Logo Egovision4Health: Assessing Activities of Daily Living from a Wearable RGB-D Camera for In-Home Health Care Applications


Abstract. Camera miniaturization and mobile computing now makes it feasible to capture and process videos from body-worn cameras such as the Google Glass headset. This egocentric perspective is particularly well-suited to recognizing objects being handled or observed by the wearer, as well as analysing the gestures and tracking the activities of the wearer. Egovision4Health is a joint research project between the University of Zaragoza, Spain and the University of California, in Irvine, USA. The objective of this three-year project, currently in its second year, is to investigate new egocentric computer vision techniques to automatically provide health professionals with an assessment of their patients’ ability to manipulate objects and perform daily activities.

Keywords. Egocentric Vision. Wearable Cameras. Activity Analysis.

Description of the work performed .

In the first months of the project, we created a first prototype of wearable RGB-D camera by chest-mounting an Intel Creative camera using a GoPro harness. We then collected and annotated (full 3D hand poses) the first RGB-D benchmark dataset of real egocentric object manipulation scenes. We developed a semi-automatic labelling tool which allows to accurately annotate partially occluded hands and fingers in 3D.

Figure 1. Annotated test dataset.


Then, we developed our own rendering engine which synthesizes photorealistic RGB-D images of egocentric object manipulation scenes. This led to the creation of a large scale training dataset of synthetic egocentric RGBD images. In a second phase, we used this dataset to train several new computer vision algorithms for detection and recognition of hands during everyday object manipulations.

Figure 2. Egocentric pose estimation. (a). Synthetic egocentric camera mounted on a virtual avatar and egocentric workspace. (b) Examples of synthetic training depth images. (c) Depth features computed on the whole egocentric workspace for classification. (d) Our prototype (upper-left) of wearable RGB-D camera and pose estimation results in real egocentric RGB-D images.

In a second phase, we analyzed functional object manipulations, this time focusing on fine-grained hand-object interactions. We made use of a recently developed fine-grained taxonomy covering everyday interactions and created a large dataset of 12000 RGB-D images covering 71 everyday grasps in natural interactions.

Figure 3. GUN-71 dataset.

In the last period, we addressed the more general problem of full-body 3D pose estimation in third- person RGB images and developed a new data synthesis technique to generate large-scale (2 millions images) training data that were later used to train Deep Convolutional Neural Networks.

Figure 4. Mocap-guided data augmentation.


Description of the main results achieved so far .

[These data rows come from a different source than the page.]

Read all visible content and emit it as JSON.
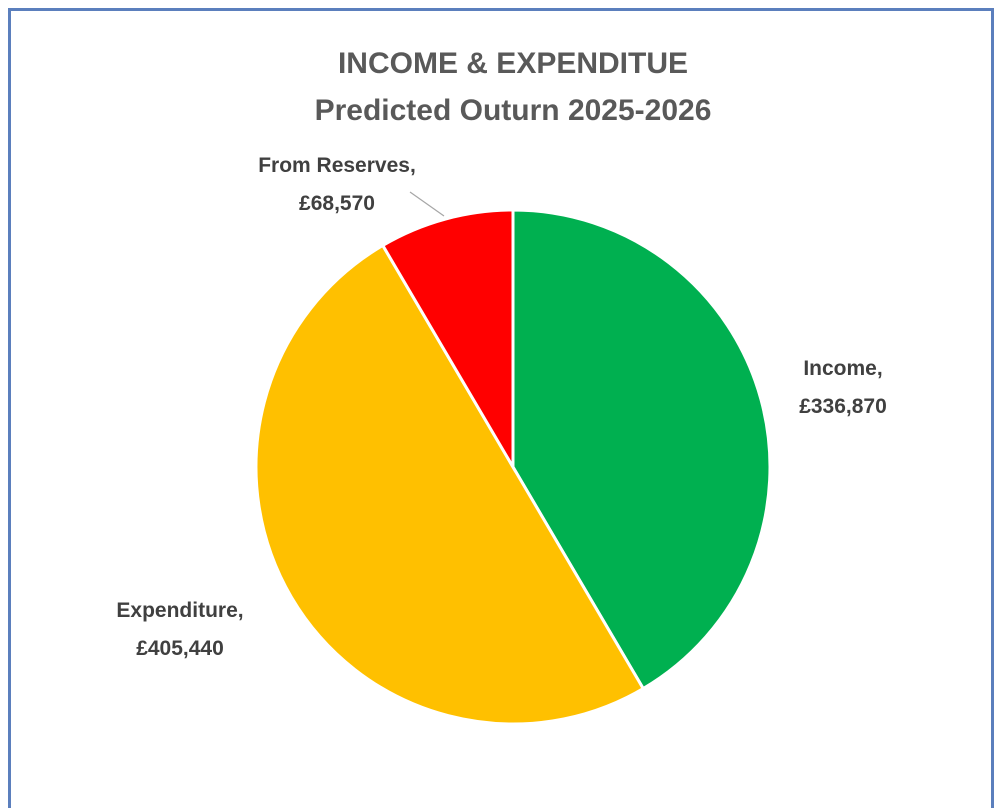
{
  "chart_data": {
    "type": "pie",
    "title": "INCOME & EXPENDITUE",
    "subtitle": "Predicted Outurn 2025-2026",
    "slices": [
      {
        "name": "Income",
        "value": 336870,
        "value_label": "£336,870",
        "color": "#00b050"
      },
      {
        "name": "Expenditure",
        "value": 405440,
        "value_label": "£405,440",
        "color": "#ffc000"
      },
      {
        "name": "From Reserves",
        "value": 68570,
        "value_label": "£68,570",
        "color": "#ff0000"
      }
    ],
    "start_angle": "12 o'clock",
    "direction": "clockwise",
    "legend": "none",
    "data_labels": "category name and value"
  }
}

We introduced the use of wearable RGB-D cameras and advanced existing knowledge on hand and object detection in first-person views. In particular, we defined and developed the new concept of Egocentric Workspace and the associated spherical encoding of depth features. This concept allowed developing a new computer vision based method that estimates the 3D pose of an individual’s upper limbs (arms+hands) from a chest mounted depth-camera reaching state-of-the-art results in real-time.

We then analyzed functional object manipulations during daily activities and explored the problem of contact and force prediction (crucial concepts in functional grasp analysis) from perceptual cues. This analysis reveals the importance of depth for segmentation and detection, and the effectiveness of state-of-the-art deep RGB features for detailed grasp understanding. Finally, we artificially augmented a dataset of real images with new synthetic images and showed that Convolutional Neural Networks (CNN) can be trained on artificial images and generalize well to real images. This end-to-end CNN classifier for 3D pose estimation outperforms state-of-the-art results in terms of 3D pose estimation in controlled environments and shows promising results in the wild.


Perspective-aware binary depth features computed on egocentric workspace and estimated first person 3D pose


First person 3D pose estimation in egocentric RGB-D video.


Understanding Everyday Hands in Action from Egocentric (First-person) RGB-D Images


This research is supported by the European Commission under FP7-PEOPLE-2012-IOF – Marie Curie Action: “International Outgoing Fellowships for Career Development”. Grant “Egovision4Health”. (PIOF-GA-2012-328288).